Could someone please point me in the right direction for solving this problem? I am new to Markov chain theory and am confused about how to start, thanks.
Consider a Poisson process $\{N(t): t\geq 0\}$ with parameter $\lambda$, which can be interpreted as a continuous-time Markov chain. Find the corresponding matrix $P(t)$.

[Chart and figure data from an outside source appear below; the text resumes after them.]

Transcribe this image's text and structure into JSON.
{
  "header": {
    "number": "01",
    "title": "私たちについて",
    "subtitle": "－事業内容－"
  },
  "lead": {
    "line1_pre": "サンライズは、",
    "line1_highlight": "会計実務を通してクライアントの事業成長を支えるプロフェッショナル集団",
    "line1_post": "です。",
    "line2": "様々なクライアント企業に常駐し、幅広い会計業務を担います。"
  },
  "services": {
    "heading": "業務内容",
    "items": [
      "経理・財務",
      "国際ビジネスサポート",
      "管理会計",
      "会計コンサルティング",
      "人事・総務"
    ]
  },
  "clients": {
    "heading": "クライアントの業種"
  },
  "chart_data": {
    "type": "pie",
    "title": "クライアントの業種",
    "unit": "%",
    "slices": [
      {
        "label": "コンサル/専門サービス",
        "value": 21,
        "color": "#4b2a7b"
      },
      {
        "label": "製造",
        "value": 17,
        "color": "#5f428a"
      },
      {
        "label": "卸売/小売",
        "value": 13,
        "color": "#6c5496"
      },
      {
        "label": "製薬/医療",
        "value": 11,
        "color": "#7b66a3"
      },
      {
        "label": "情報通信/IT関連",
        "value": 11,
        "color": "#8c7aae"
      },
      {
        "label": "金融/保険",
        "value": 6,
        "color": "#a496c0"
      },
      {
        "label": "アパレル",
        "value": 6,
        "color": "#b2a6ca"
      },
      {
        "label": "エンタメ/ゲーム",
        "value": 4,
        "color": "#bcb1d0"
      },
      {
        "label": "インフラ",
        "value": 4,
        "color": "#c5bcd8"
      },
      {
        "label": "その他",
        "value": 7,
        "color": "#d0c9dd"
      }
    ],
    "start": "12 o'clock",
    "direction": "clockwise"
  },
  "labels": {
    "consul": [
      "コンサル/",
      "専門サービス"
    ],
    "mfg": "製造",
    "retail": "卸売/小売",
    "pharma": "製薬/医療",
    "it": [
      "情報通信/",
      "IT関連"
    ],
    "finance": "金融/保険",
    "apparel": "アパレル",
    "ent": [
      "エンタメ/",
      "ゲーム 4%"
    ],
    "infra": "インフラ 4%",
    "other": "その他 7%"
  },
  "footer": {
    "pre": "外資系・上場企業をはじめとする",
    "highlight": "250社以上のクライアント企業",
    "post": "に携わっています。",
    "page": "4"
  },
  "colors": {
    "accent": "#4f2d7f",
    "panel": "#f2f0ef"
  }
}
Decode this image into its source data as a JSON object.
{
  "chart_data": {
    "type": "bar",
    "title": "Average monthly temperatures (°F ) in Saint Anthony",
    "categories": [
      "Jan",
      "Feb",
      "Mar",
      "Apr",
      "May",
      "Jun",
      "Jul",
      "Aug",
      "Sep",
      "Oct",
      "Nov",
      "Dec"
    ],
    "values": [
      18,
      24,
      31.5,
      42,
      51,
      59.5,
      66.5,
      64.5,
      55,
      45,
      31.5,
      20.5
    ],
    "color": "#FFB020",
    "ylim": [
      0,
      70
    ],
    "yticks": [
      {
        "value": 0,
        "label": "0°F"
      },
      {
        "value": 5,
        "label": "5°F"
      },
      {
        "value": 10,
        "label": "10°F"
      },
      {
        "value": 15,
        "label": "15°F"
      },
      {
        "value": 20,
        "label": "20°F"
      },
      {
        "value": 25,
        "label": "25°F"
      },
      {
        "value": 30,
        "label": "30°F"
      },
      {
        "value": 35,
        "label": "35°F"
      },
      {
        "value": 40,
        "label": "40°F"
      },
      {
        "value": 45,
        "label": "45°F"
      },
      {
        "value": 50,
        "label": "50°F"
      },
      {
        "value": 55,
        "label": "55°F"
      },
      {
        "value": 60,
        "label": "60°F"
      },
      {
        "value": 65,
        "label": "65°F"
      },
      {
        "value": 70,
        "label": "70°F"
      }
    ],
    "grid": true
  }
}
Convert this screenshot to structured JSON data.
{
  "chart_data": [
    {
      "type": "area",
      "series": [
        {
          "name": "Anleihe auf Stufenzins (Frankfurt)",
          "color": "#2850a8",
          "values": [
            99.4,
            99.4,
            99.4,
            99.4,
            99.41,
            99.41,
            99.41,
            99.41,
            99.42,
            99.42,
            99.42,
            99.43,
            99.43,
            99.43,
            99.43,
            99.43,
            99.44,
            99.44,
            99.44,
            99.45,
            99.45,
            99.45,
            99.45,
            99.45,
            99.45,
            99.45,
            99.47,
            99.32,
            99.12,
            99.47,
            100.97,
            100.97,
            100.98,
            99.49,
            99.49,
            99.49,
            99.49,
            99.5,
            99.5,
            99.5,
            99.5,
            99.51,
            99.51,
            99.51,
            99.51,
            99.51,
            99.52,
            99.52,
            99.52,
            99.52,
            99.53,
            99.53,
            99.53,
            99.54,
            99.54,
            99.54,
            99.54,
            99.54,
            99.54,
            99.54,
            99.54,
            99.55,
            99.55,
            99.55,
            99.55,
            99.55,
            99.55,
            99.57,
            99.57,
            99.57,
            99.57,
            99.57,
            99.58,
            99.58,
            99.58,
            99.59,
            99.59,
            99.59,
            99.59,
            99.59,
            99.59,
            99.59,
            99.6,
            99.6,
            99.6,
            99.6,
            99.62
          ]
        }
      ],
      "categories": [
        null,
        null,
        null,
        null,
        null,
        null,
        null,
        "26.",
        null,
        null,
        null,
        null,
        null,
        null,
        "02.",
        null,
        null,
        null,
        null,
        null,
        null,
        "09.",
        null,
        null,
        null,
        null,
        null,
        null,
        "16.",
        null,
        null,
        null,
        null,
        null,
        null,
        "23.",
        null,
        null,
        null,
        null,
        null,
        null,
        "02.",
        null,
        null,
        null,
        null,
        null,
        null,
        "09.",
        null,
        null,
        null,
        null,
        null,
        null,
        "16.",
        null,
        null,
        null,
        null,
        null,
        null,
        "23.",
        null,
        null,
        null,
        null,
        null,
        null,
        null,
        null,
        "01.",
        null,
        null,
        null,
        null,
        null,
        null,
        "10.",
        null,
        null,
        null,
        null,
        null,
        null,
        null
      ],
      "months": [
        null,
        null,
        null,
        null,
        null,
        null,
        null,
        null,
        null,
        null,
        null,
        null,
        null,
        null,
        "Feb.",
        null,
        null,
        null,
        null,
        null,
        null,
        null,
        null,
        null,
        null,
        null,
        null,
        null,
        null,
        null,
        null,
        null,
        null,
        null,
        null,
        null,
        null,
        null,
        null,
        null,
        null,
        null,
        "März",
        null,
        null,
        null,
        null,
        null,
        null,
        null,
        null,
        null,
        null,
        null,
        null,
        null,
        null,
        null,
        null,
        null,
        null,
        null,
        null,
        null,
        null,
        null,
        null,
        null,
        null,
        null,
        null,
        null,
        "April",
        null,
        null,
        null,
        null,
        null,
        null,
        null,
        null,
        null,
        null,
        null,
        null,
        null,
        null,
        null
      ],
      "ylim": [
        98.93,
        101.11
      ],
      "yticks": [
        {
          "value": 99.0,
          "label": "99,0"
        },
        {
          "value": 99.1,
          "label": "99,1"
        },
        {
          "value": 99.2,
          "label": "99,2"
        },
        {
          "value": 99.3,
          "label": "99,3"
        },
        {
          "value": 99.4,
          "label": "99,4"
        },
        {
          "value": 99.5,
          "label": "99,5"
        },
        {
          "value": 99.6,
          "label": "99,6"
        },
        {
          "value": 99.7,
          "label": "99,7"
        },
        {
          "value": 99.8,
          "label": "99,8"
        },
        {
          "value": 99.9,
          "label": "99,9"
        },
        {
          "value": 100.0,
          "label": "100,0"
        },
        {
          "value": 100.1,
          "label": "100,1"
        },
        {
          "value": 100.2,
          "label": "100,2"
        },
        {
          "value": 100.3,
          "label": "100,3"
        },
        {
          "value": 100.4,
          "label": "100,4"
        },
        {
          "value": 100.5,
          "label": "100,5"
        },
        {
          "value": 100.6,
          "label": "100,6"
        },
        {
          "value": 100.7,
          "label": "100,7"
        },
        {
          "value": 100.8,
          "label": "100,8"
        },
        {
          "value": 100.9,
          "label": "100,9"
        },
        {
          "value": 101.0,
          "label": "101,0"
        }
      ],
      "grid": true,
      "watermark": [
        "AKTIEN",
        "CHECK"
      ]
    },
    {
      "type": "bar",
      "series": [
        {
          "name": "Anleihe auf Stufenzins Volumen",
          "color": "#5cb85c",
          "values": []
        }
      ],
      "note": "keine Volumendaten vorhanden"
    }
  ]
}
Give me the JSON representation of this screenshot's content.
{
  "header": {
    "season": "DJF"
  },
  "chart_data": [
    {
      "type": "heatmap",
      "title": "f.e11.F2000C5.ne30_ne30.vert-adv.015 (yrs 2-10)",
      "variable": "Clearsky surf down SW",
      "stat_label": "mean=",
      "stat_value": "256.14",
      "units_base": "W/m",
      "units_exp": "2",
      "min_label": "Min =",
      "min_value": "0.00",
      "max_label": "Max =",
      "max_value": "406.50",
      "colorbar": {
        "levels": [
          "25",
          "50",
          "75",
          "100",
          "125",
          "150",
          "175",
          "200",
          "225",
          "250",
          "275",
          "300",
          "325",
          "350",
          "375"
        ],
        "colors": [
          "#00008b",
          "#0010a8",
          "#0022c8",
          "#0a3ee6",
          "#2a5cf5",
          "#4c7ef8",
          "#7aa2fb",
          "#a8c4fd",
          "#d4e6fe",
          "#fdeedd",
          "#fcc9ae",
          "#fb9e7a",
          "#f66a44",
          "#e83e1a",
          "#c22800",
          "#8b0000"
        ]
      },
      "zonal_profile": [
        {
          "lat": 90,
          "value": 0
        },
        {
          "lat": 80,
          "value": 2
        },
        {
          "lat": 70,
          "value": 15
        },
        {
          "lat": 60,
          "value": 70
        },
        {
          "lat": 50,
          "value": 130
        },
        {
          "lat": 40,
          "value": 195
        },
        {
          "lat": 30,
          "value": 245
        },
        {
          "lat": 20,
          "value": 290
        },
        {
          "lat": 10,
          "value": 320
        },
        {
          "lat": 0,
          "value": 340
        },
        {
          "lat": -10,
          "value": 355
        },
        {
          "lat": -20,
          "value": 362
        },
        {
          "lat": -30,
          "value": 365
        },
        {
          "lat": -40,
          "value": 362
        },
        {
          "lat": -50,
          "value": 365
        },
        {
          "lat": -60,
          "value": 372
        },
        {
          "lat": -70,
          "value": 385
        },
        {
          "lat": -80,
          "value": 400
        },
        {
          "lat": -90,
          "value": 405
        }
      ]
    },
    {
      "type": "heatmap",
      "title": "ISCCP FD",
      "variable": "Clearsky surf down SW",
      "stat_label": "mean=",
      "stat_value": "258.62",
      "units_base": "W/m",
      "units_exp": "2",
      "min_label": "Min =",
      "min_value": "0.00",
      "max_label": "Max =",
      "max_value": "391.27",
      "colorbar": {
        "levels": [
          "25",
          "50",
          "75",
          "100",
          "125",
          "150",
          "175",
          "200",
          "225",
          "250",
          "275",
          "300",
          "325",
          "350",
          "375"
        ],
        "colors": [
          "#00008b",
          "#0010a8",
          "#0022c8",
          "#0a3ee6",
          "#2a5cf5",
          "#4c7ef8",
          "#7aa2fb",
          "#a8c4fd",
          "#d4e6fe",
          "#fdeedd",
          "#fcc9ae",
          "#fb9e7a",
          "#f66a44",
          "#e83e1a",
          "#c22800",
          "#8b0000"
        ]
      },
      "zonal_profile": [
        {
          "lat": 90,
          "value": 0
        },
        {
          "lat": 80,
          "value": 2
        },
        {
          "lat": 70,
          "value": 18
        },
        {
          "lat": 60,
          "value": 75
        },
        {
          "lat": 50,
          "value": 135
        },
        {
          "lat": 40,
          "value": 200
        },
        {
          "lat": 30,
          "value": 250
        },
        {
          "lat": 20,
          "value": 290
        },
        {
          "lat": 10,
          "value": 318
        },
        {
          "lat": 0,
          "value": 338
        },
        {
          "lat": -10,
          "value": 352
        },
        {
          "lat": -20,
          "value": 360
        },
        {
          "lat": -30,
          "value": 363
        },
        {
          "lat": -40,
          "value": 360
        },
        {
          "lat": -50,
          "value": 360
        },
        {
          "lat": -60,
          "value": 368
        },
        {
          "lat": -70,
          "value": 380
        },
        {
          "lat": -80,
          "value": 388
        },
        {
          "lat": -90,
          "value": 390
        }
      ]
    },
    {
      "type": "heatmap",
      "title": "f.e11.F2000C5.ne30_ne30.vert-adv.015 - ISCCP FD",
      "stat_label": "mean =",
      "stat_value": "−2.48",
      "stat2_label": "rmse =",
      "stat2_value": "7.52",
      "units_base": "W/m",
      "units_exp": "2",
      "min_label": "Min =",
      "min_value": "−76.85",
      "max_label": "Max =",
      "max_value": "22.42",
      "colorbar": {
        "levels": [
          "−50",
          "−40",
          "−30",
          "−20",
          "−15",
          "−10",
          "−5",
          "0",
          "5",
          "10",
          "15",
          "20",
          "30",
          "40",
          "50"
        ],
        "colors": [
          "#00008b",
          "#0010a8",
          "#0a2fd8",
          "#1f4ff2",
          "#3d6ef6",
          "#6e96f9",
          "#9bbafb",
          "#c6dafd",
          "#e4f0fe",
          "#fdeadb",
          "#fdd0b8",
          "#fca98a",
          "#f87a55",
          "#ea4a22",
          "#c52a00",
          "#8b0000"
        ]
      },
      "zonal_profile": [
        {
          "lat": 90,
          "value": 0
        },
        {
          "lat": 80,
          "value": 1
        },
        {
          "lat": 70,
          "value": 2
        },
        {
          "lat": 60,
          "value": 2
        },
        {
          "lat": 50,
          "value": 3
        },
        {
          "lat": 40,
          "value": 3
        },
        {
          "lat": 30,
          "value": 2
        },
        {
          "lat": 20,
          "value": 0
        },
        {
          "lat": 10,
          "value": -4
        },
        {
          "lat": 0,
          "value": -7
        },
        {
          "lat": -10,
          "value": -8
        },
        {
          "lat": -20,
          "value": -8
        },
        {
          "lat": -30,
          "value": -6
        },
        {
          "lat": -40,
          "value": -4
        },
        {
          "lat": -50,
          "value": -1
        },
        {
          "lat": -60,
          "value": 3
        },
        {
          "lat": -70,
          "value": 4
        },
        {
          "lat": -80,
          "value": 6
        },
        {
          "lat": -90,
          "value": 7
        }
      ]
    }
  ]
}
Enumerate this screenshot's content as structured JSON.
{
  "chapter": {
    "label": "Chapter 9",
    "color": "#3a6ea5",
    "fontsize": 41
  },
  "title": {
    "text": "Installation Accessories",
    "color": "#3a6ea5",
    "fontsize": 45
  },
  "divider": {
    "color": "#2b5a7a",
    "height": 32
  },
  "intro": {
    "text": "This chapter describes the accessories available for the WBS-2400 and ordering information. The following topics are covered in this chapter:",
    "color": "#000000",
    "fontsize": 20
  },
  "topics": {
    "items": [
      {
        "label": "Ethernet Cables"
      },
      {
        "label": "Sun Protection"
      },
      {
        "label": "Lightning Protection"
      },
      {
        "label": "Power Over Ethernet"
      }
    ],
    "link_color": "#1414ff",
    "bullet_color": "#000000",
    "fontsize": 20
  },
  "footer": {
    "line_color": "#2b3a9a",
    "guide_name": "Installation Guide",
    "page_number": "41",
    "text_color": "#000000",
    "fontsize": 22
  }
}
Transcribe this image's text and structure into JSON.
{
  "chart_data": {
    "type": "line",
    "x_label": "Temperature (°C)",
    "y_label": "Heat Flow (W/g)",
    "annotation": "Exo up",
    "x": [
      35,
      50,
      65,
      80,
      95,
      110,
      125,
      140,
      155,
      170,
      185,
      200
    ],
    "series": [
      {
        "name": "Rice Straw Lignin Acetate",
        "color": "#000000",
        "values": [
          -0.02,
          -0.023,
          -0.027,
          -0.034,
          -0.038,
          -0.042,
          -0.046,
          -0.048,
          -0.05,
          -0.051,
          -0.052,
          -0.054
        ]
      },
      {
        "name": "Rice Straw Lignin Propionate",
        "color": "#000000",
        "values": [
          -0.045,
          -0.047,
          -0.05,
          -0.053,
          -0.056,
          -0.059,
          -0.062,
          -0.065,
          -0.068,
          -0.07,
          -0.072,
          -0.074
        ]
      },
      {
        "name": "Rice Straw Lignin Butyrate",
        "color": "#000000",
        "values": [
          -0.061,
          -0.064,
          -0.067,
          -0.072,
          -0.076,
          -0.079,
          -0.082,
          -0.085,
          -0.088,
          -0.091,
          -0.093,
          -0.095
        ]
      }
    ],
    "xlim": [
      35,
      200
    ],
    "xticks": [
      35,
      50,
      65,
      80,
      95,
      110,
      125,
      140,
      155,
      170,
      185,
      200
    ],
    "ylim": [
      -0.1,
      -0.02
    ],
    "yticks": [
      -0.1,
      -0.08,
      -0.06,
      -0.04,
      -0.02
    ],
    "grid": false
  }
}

The Poisson process $N(t)$ has infinitesimal generator $$ Q_{ij} = \begin{cases} \lambda,& j=i+1\\ -\lambda,& j=i\\ 0,& \text{otherwise}. \end{cases} $$ We can show by induction that $$ Q_{ij}^{(n)} = \begin{cases} \binom n{j-i} \lambda^n (-1)^{n-(j-i)},& 0\leqslant j-i\leqslant n\\ 0,& \text{otherwise}. \end{cases} $$ The transition probabilities are given by $P(t) = e^{tQ}$, and so for each pair of nonnegative integers $j\geqslant i$ we have \begin{align} P_{ij}(t) &= \sum_{n=j-i}^\infty \frac{t^n}{n!}Q_{ij}^{(n)}\\ &=\sum_{n=j-i}^\infty \frac{t^n}{n!}\binom n{j-i} \lambda^n (-1)^{n-(j-i)}\\ &=\sum_{n=j-i}^\infty \frac{t^{j-i}}{(j-i)!}\lambda^{j-i}\frac{t^{n-(j-i)}}{(n-(j-i))!}(-\lambda)^{n-(j-i)}\\ &= \frac{(\lambda t)^{j-i}}{(j-i)!}\sum_{n=j-i}^\infty \frac{(-\lambda t)^{n-(j-i)}}{(n-(j-i))!}\\ &=\frac{(\lambda t)^{j-i}}{(j-i)!} \sum_{k=0}^\infty \frac{(-\lambda t)^k}{k!}\\ &=\frac{(\lambda t)^{j-i}}{(j-i)!} e^{-\lambda t}. \end{align} As expected, the probability of transitioning from state $i$ to state $j$ (with $j\geqslant i$) in $(0,t]$ is the probability of there being $j-i$ arrivals in $(0,t]$.